TV-Film

Amos Gitai Rejects Calls for Boycott of New Film Why War

Israeli director Amos Gitai has batted back calls for a boycott of his new film Why War and said both sides of the Israel–Palestine conflict need to clean out their current leaderships for peace to prevail.

Premiering this weekend of out of competition at the Venice Film Festival, Why War takes its cue from correspondence in the early 1930s between Albert Einstein and Sigmund Freud on the question of the human race’s bellicose nature and how to avoid war.

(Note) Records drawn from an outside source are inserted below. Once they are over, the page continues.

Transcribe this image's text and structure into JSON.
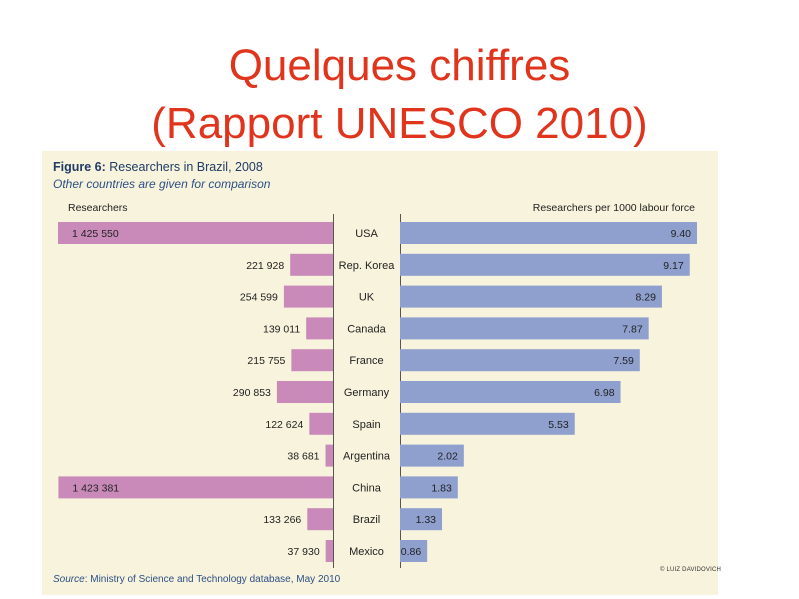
{
  "slide": {
    "title_line_1": "Quelques chiffres",
    "title_line_2": "(Rapport UNESCO 2010)",
    "copyright": "© LUIZ DAVIDOVICH"
  },
  "figure": {
    "caption_label": "Figure 6:",
    "caption_text": " Researchers in Brazil, 2008",
    "subcaption": "Other countries are given for comparison",
    "source_label": "Source",
    "source_text": ": Ministry of Science and Technology database, May 2010"
  },
  "colors": {
    "left_bars": "#c98ab9",
    "right_bars": "#8fa0cf",
    "panel": "#f7f3dc",
    "title": "#e0341c"
  },
  "chart_data": {
    "type": "bar",
    "orientation": "horizontal-butterfly",
    "categories": [
      "USA",
      "Rep. Korea",
      "UK",
      "Canada",
      "France",
      "Germany",
      "Spain",
      "Argentina",
      "China",
      "Brazil",
      "Mexico"
    ],
    "series": [
      {
        "name": "Researchers",
        "values": [
          1425550,
          221928,
          254599,
          139011,
          215755,
          290853,
          122624,
          38681,
          1423381,
          133266,
          37930
        ],
        "labels": [
          "1 425 550",
          "221 928",
          "254 599",
          "139 011",
          "215 755",
          "290 853",
          "122 624",
          "38 681",
          "1 423 381",
          "133 266",
          "37 930"
        ]
      },
      {
        "name": "Researchers per 1000 labour force",
        "values": [
          9.4,
          9.17,
          8.29,
          7.87,
          7.59,
          6.98,
          5.53,
          2.02,
          1.83,
          1.33,
          0.86
        ],
        "labels": [
          "9.40",
          "9.17",
          "8.29",
          "7.87",
          "7.59",
          "6.98",
          "5.53",
          "2.02",
          "1.83",
          "1.33",
          "0.86"
        ]
      }
    ],
    "left_max": 1425550,
    "right_max": 9.4,
    "grid": false
  }
}
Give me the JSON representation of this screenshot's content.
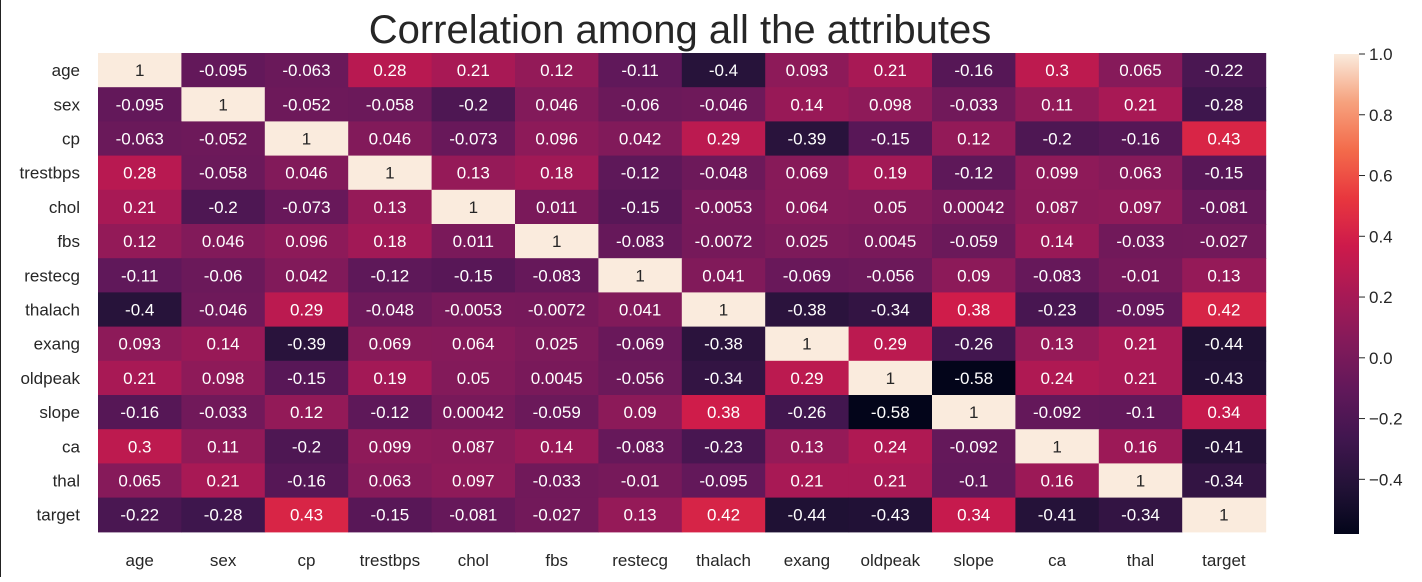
{
  "chart_data": {
    "type": "heatmap",
    "title": "Correlation among all the attributes",
    "row_labels": [
      "age",
      "sex",
      "cp",
      "trestbps",
      "chol",
      "fbs",
      "restecg",
      "thalach",
      "exang",
      "oldpeak",
      "slope",
      "ca",
      "thal",
      "target"
    ],
    "col_labels": [
      "age",
      "sex",
      "cp",
      "trestbps",
      "chol",
      "fbs",
      "restecg",
      "thalach",
      "exang",
      "oldpeak",
      "slope",
      "ca",
      "thal",
      "target"
    ],
    "values": [
      [
        "1",
        "-0.095",
        "-0.063",
        "0.28",
        "0.21",
        "0.12",
        "-0.11",
        "-0.4",
        "0.093",
        "0.21",
        "-0.16",
        "0.3",
        "0.065",
        "-0.22"
      ],
      [
        "-0.095",
        "1",
        "-0.052",
        "-0.058",
        "-0.2",
        "0.046",
        "-0.06",
        "-0.046",
        "0.14",
        "0.098",
        "-0.033",
        "0.11",
        "0.21",
        "-0.28"
      ],
      [
        "-0.063",
        "-0.052",
        "1",
        "0.046",
        "-0.073",
        "0.096",
        "0.042",
        "0.29",
        "-0.39",
        "-0.15",
        "0.12",
        "-0.2",
        "-0.16",
        "0.43"
      ],
      [
        "0.28",
        "-0.058",
        "0.046",
        "1",
        "0.13",
        "0.18",
        "-0.12",
        "-0.048",
        "0.069",
        "0.19",
        "-0.12",
        "0.099",
        "0.063",
        "-0.15"
      ],
      [
        "0.21",
        "-0.2",
        "-0.073",
        "0.13",
        "1",
        "0.011",
        "-0.15",
        "-0.0053",
        "0.064",
        "0.05",
        "0.00042",
        "0.087",
        "0.097",
        "-0.081"
      ],
      [
        "0.12",
        "0.046",
        "0.096",
        "0.18",
        "0.011",
        "1",
        "-0.083",
        "-0.0072",
        "0.025",
        "0.0045",
        "-0.059",
        "0.14",
        "-0.033",
        "-0.027"
      ],
      [
        "-0.11",
        "-0.06",
        "0.042",
        "-0.12",
        "-0.15",
        "-0.083",
        "1",
        "0.041",
        "-0.069",
        "-0.056",
        "0.09",
        "-0.083",
        "-0.01",
        "0.13"
      ],
      [
        "-0.4",
        "-0.046",
        "0.29",
        "-0.048",
        "-0.0053",
        "-0.0072",
        "0.041",
        "1",
        "-0.38",
        "-0.34",
        "0.38",
        "-0.23",
        "-0.095",
        "0.42"
      ],
      [
        "0.093",
        "0.14",
        "-0.39",
        "0.069",
        "0.064",
        "0.025",
        "-0.069",
        "-0.38",
        "1",
        "0.29",
        "-0.26",
        "0.13",
        "0.21",
        "-0.44"
      ],
      [
        "0.21",
        "0.098",
        "-0.15",
        "0.19",
        "0.05",
        "0.0045",
        "-0.056",
        "-0.34",
        "0.29",
        "1",
        "-0.58",
        "0.24",
        "0.21",
        "-0.43"
      ],
      [
        "-0.16",
        "-0.033",
        "0.12",
        "-0.12",
        "0.00042",
        "-0.059",
        "0.09",
        "0.38",
        "-0.26",
        "-0.58",
        "1",
        "-0.092",
        "-0.1",
        "0.34"
      ],
      [
        "0.3",
        "0.11",
        "-0.2",
        "0.099",
        "0.087",
        "0.14",
        "-0.083",
        "-0.23",
        "0.13",
        "0.24",
        "-0.092",
        "1",
        "0.16",
        "-0.41"
      ],
      [
        "0.065",
        "0.21",
        "-0.16",
        "0.063",
        "0.097",
        "-0.033",
        "-0.01",
        "-0.095",
        "0.21",
        "0.21",
        "-0.1",
        "0.16",
        "1",
        "-0.34"
      ],
      [
        "-0.22",
        "-0.28",
        "0.43",
        "-0.15",
        "-0.081",
        "-0.027",
        "0.13",
        "0.42",
        "-0.44",
        "-0.43",
        "0.34",
        "-0.41",
        "-0.34",
        "1"
      ]
    ],
    "colorbar": {
      "min": -0.58,
      "max": 1.0,
      "ticks": [
        1.0,
        0.8,
        0.6,
        0.4,
        0.2,
        0.0,
        -0.2,
        -0.4
      ],
      "tick_labels": [
        "1.0",
        "0.8",
        "0.6",
        "0.4",
        "0.2",
        "0.0",
        "−0.2",
        "−0.4"
      ],
      "colormap": "rocket"
    },
    "grid": false
  }
}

The work mixes reenactments of the two figures reciting their exchanges, with historic images of war in art and acted scenes of characters dealing with the psychological impact of conflict.

Although the movie has no direct connection to today’s conflict in the Middle East, Gitai and Why War have been the target of protests in Venice. Around 300 filmmakers signed an open letter opposing the movie, and Dani Rosenberg’s Hebrew-language drama Al Klavim Veanashim (Of Dogs and Men), calling for a boycott of both movies. The artists, including a number of Palestinian filmmakers and actors, including Oscar-nominated Hany Abu-Assad, Rosalind Nashashibi, Raed Andoni and Saleh Bakri, as well as  filmmakers Enrico Parenti and Alessandra Ferrini; and actors Niccolò Senni, Simona Cavallari, and Paola Michelini, claimed Why War was “created by complicit Israeli production companies that contribute to apartheid, occupation and now genocide through their silence or active participation in artwashing.”

Gitai, who has long been an advocate for peace and dialogue between Israelis and Palestinians, dismissed the boycott calls, saying the people who signed the open letter had not seen the film and that the production had not received any funding from the Israeli state.

Gitai noted that Why War explores the question of war in a general sense rather than through “the intoxicated Israeli Palestinian relationship.”

“The film is not actually focused on Israel Palestine, although they love always to think that they are the center of the world,” Gitai said. “There is no center of the world. The planet is round. [It’s] a very important conflict, but they are not the only one on the planet,” he said.

He described the film – featuring Irène Jacob, Mathieu Amalric, Micha Lescot, Jérôme Kircher, Yaël Abecassis, Keren Morr in the cast – as a poetic associative voyage that came together across shoots in Vienna, Tel Aviv, Berlin and Paris.

“Everything is based on these great two thinkers. Karl Marx probably inspired Albert Einstein, because it’s a very Marxist piece about money and greed, or industry. Freud is about the human soul and why these smart animals want to make war.”

Despite the horror of the current moment in the Middle East, Gitai expressed optimism that the Israel-Palestinian conflict would one day be resolved.

“We cannot be deterministic about history… Sometimes the worst low point will give a place to reconciliation because these people will understand this is no the way to go on,” he said. “They cannot go on killing one another and proclaiming this as victory. These are empty propositions.”

Gitai suggested that both the Palestinian militant group Hamas and the right-wing government of Benjamin Netanyahu had to be swept aside for peace to stand a chance.

“The two groups have to understand that the proposition of being under Hamas, is not a good proposition. There will be no rights for women, no Christians of the Orient, no LGBT rights, nothing. The Iranians already went this way when they got behind Khomeini and they’re stuck with it,” he said.

“We the Israelis have to get rid of the extremist, nationalist, right-wing, racist, ultra-religious government that we have. The two groups have to do some cleaning on their stuff and then maybe a new bridge can be constructed. It’s not there now but we have to keep the idea that one day, it will come, and I think it will come. What is the option?”

Gitai said he had also decided not to show any imagery from the current flare-up in the more than 70-year Israel-Palestine conflict, because he believed current coverage on both sides was further enflaming the situation.

“If we look at Israeli TV, they will only show you atrocities of October 7, the rape of the women, the burning of the Kibbutzim. If I’m a normal Israel and I see these images, I’ll say, ‘let’s kill them all’,” he noted. “[And] the Arab networks, Al Jazeera, will show you just the destruction of Gaza, so the savagery and the destruction of tens of thousands of homes in Gaza and the killing of tens and thousands of people… that most are not terrorists… civilians, children. There is now polio, a lack of food. [If I’m] a Palestinian and I only see these images, they will not see the Israeli images, [I would] say, ‘let’s continue the war.’”

He added: “TV prolongs the war. The iconography prolongs the war so we decided to make an anti-war film without images of war. We need to find new ways of rebuilding this beautiful region… even in spite of the wounds and the tragedies and bad memories, we need to build something different. This cannot go on.”